L'unité des chrétiens
Revenons maintenant à l’ouvrage de Serge Boulgakov, Sous les remparts de Chersonèse, dont je vous recommande chaudement la lecture. Voici quelques extraits d’une excellente recension, lue sur le site Esprit et Vie :

" La méditation d'ensemble peut se placer sous le signe de la formule mise en sous-titre de l'introduction ; « la tentation catholique d'un théologien orthodoxe » (p 5). La méditation, nous ne le cacherons pas, est d'une extrême profondeur ; on ne peut lire ce livre à la légère. Chaque page sollicite la réflexion
La raison en est que la situation où vivent les dialoguistes est dramatique pour la chrétienté russe (nous sommes en 1922). La traditionnelle foi orthodoxe de tout un peuple vient d'être bousculé par la révolution marxiste et son matérialisme radical. La « sainte Russie » va-t-elle disparaître ? Ou bien peut-elle profiter des circonstances pour renaître ? Cette méditation religieuse a été reçue en 1922, il y a près de quatre-vingts ans. Les éditions suisses Ad Solem ont cru bon d'éditer enfin ce volume, en 1991. C'est l'édition, en français, de ce volume, en 1999, que nous commenterons. Son actualité reste stupéfiante. La chute de la dictature communiste, à partir des années 1989, redonne toute son actualité et sa vigueur à ce texte. La « sainte Russie » va-t-elle pouvoir renaître ? C'est la question dont on retrouve l'actualité, avec la question qui reste sous-jacente ; le rapprochement avec Rome reste-t-il possible ?
Il faut tout de même que le lecteur catholique actuel sache que les approches romaines que manifeste l'auteur (en 1922) n'auront pas chez lui d'autres suites. L'auteur fera, malheureusement, des rencontres malencontreuses - au cours des année 30 - avec des représentants de l'Église catholique qui le déconcerteront ; il s'agira, en fait, de représentants catholiques de tendance intégriste (quelques jésuites) ; et le comportement de l'Église catholique autrichienne, face au nazisme, le déconcertera. Malgré ces déboires, le texte de BOULGAKOV, de 1922, reste porteur de bien des espoirs »
[...] L'orthodoxie russe invite à « quitter le monde » (p. 47). C'est une erreur. Il faut regarder ce que fait l'Église catholique à ce sujet. Elle cherche à obtenir une « christianisation » du monde. À son exemple, nous devons nous émanciper des pouvoirs politiques, celui de l'empereur… et demain celui du Soviet suprême. Mais il ne faut pas rompre avec la vie politique ; il faut la pénétrer d'esprit chrétien..(cf : à mettre en parallèle avec les analyses de Berdiaev..)
Si l'Église de Russie redevenait romaine, il faudrait bien la « dérussifier ». Nos différends avec Rome peuvent se régler ; nous pouvons adopter, finalement, le filioque, nous pouvons reconnaître une autorité, toute morale, du pape, en tant que successeur de Pierre (p. 249)

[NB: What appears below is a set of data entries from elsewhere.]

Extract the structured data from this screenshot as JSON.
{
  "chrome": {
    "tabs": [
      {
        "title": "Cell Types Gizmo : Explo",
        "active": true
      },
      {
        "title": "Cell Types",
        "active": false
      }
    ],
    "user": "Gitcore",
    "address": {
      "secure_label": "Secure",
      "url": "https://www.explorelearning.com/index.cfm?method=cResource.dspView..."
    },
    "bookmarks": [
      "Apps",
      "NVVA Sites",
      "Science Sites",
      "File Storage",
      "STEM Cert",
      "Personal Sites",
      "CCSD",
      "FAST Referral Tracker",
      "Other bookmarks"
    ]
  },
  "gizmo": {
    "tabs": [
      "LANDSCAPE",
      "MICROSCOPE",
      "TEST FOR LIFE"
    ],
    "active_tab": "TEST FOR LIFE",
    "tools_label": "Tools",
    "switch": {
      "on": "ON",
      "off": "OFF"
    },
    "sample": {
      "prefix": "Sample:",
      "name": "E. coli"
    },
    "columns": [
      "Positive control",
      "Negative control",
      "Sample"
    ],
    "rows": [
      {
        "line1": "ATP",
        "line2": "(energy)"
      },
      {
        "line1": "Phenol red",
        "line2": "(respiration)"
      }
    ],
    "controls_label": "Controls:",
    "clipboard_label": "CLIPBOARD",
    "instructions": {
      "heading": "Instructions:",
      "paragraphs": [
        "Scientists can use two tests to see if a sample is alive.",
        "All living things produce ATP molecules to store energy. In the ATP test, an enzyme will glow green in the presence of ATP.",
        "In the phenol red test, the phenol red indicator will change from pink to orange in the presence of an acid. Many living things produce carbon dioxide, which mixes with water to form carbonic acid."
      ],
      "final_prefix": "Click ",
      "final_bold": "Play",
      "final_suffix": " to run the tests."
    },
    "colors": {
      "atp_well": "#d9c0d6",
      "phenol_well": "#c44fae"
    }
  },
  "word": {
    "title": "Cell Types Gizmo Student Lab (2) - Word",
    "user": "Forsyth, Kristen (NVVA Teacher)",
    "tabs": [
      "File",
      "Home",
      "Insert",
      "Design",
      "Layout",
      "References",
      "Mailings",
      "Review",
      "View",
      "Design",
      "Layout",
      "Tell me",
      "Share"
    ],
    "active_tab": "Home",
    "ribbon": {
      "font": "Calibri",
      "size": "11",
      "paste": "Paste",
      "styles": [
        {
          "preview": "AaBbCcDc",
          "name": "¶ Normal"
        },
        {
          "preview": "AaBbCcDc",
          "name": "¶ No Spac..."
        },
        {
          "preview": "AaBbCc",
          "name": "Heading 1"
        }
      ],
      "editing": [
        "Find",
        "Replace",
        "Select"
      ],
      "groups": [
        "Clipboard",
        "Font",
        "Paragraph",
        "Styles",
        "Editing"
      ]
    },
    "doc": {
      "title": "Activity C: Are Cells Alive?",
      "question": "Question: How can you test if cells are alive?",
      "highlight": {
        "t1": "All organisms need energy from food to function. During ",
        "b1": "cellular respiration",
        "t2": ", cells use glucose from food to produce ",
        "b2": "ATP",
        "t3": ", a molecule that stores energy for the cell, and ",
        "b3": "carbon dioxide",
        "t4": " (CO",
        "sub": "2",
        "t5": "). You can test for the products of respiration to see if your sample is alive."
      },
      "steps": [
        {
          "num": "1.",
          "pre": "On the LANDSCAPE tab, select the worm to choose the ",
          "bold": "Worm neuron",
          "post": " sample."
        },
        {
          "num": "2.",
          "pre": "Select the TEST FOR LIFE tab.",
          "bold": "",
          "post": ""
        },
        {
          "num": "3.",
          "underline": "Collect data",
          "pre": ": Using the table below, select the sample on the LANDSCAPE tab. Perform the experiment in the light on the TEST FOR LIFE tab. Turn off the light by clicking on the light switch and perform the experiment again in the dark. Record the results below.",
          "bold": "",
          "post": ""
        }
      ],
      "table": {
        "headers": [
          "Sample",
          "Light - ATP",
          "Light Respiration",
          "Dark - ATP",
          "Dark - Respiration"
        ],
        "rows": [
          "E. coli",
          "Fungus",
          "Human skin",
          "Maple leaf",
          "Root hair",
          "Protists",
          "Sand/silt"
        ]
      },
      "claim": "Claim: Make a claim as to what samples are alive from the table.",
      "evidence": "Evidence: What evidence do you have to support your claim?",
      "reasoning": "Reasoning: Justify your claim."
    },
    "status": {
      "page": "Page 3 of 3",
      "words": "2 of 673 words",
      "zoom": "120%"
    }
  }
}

Dans cet ouvrage BOULGAKOV attribue la rupture à l'Église russe. « Après Florence écrit-il, les Orientaux restent, je le répète, coupable de schisme ; les schismatiques ce sont eux, c'est-à-dire nous, et non les Occidentaux » (p. 210). Il va même jusqu'à dire : « Dogmatiquement, le pape est infaillible » (p. 211). Dès lors, si on continue à le reconnaître, pourquoi ne pas retrouver l'unité ? Il ne s'agirait d'ailleurs pas d'une opération de « rattachement », mais, plus profondément, la reconnaissance par tous, Orientaux et Occidentaux, de leur appartenance à « l'Église du Christ, une et indivisible » (p. 215). « Ne nous obstinons pas à refuser le concile de Florence. Laissons-nous guider, dans notre mouvement vers l'unité, par l'exemple des saints ; nos grands saints, tant orientaux qu'occidentaux ont vécu déjà cette unité spirituelle. Ils appartiennent à l'Église universelle..."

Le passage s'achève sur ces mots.